Three Sisters, Three Queens
“What is the point of love if it does not make us kind? What is the point of being sisters if we do not guard each other?” Told from the point of view of Margaret Tudor, the spoiled and self-absorbed oldest daughter of Henry VII, Three Sisters, Three Queens is an intimate look at the life of the women closest to the man who would eventually be the infamous King Henry VII. It is through her eyes that we see her younger sister, Mary Tudor, later queen of France, and Katherine of Aragon, widow of the Prince of Wales, Arthur, and later Henry VIII’s queen.

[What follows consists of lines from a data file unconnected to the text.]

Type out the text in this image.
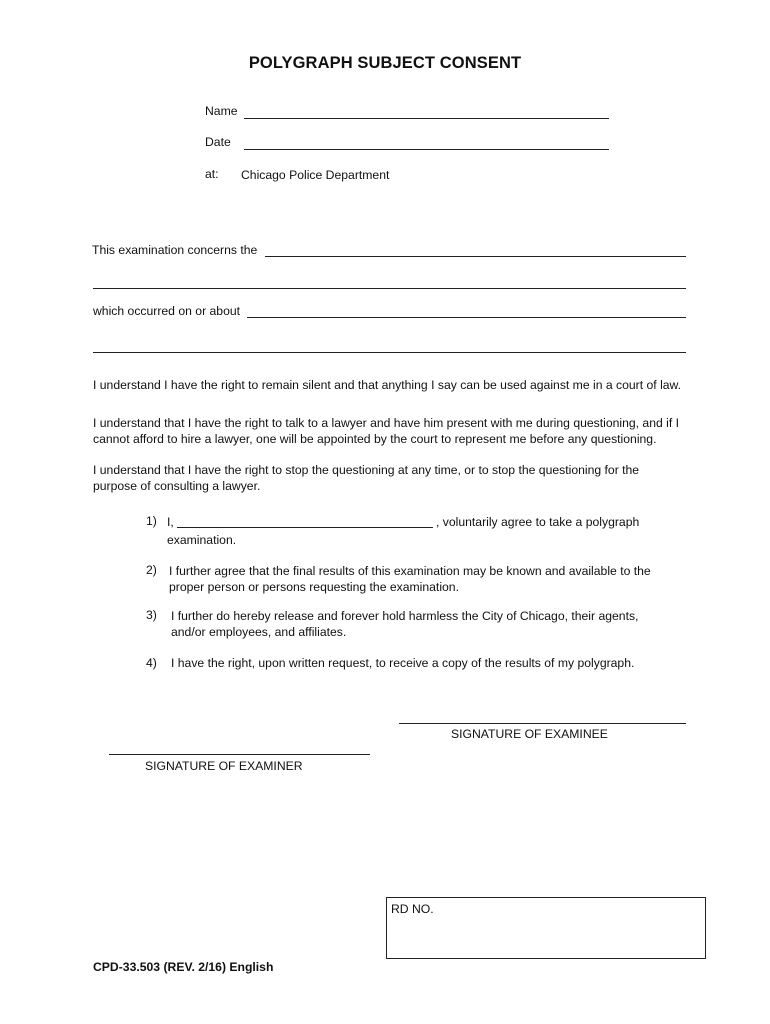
POLYGRAPH SUBJECT CONSENT
Name
Date
at: Chicago Police Department
This examination concerns the
which occurred on or about
I understand I have the right to remain silent and that anything I say can be used against me in a court of law.
I understand that I have the right to talk to a lawyer and have him present with me during questioning, and if I cannot afford to hire a lawyer, one will be appointed by the court to represent me before any questioning.
I understand that I have the right to stop the questioning at any time, or to stop the questioning for the purpose of consulting a lawyer.
1) I,	, voluntarily agree to take a polygraph
examination.
2) I further agree that the final results of this examination may be known and available to the proper person or persons requesting the examination.
3) I further do hereby release and forever hold harmless the City of Chicago, their agents, and/or employees, and affiliates.
4) I have the right, upon written request, to receive a copy of the results of my polygraph.
SIGNATURE OF EXAMINEE
SIGNATURE OF EXAMINER
RD NO.
CPD-33.503 (REV. 2/16) English
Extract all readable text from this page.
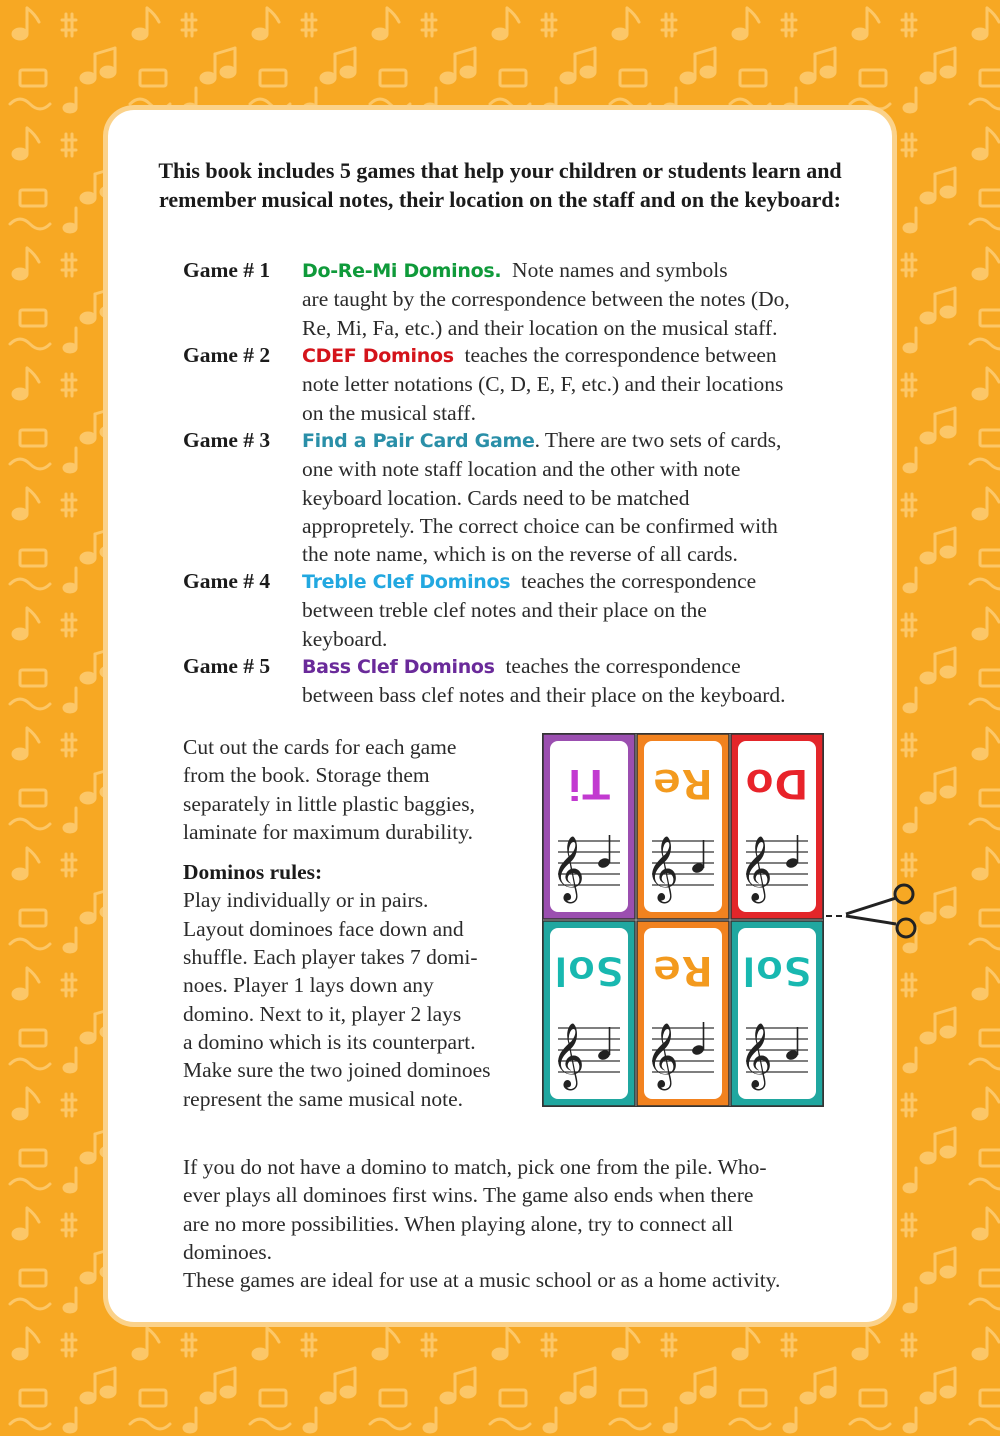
This book includes 5 games that help your children or students learn and remember musical notes, their location on the staff and on the keyboard:
Game # 1	Do-Re-Mi Dominos. Note names and symbols
are taught by the correspondence between the notes (Do,
Re, Mi, Fa, etc.) and their location on the musical staff.
Game # 2	CDEF Dominos teaches the correspondence between
note letter notations (C, D, E, F, etc.) and their locations
on the musical staff.
Game # 3	Find a Pair Card Game. There are two sets of cards,
one with note staff location and the other with note
keyboard location. Cards need to be matched
appropretely. The correct choice can be confirmed with
the note name, which is on the reverse of all cards.
Game # 4	Treble Clef Dominos teaches the correspondence
between treble clef notes and their place on the
keyboard.
Game # 5	Bass Clef Dominos teaches the correspondence
between bass clef notes and their place on the keyboard.
Cut out the cards for each game
from the book. Storage them
separately in little plastic baggies,
laminate for maximum durability.
Dominos rules:
Play individually or in pairs.
Layout dominoes face down and
shuffle. Each player takes 7 domi-
noes. Player 1 lays down any
domino. Next to it, player 2 lays
a domino which is its counterpart.
Make sure the two joined dominoes
represent the same musical note.
Ti
𝄞
Re
𝄞
Do
𝄞
Sol
𝄞
Re
𝄞
Sol
𝄞
If you do not have a domino to match, pick one from the pile. Who-
ever plays all dominoes first wins. The game also ends when there
are no more possibilities. When playing alone, try to connect all
dominoes.
These games are ideal for use at a music school or as a home activity.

Because of the lack of biographical material concerning Margaret, Philippa Gregory uses the genre of historical fiction to enhance those few sources we do possess. She develops the character of the Queen of Scotland by detailing her reactions to events as the kings of England use the women under their control to make political matches regardless of the personal cost to them. This novel is less about the life of three queens and more about the relationship of three sisters. As Mary observes above, their lives are made more unbearable because, instead of protecting one another, they have instead reveled in each other’s misfortunes and tragedies. Gregory has given us yet another wonderful window into the lives of Tudor women, one which helps us feel a tangible connection to, and perhaps a deeper understanding of, a historically shadowy Margaret Tudor.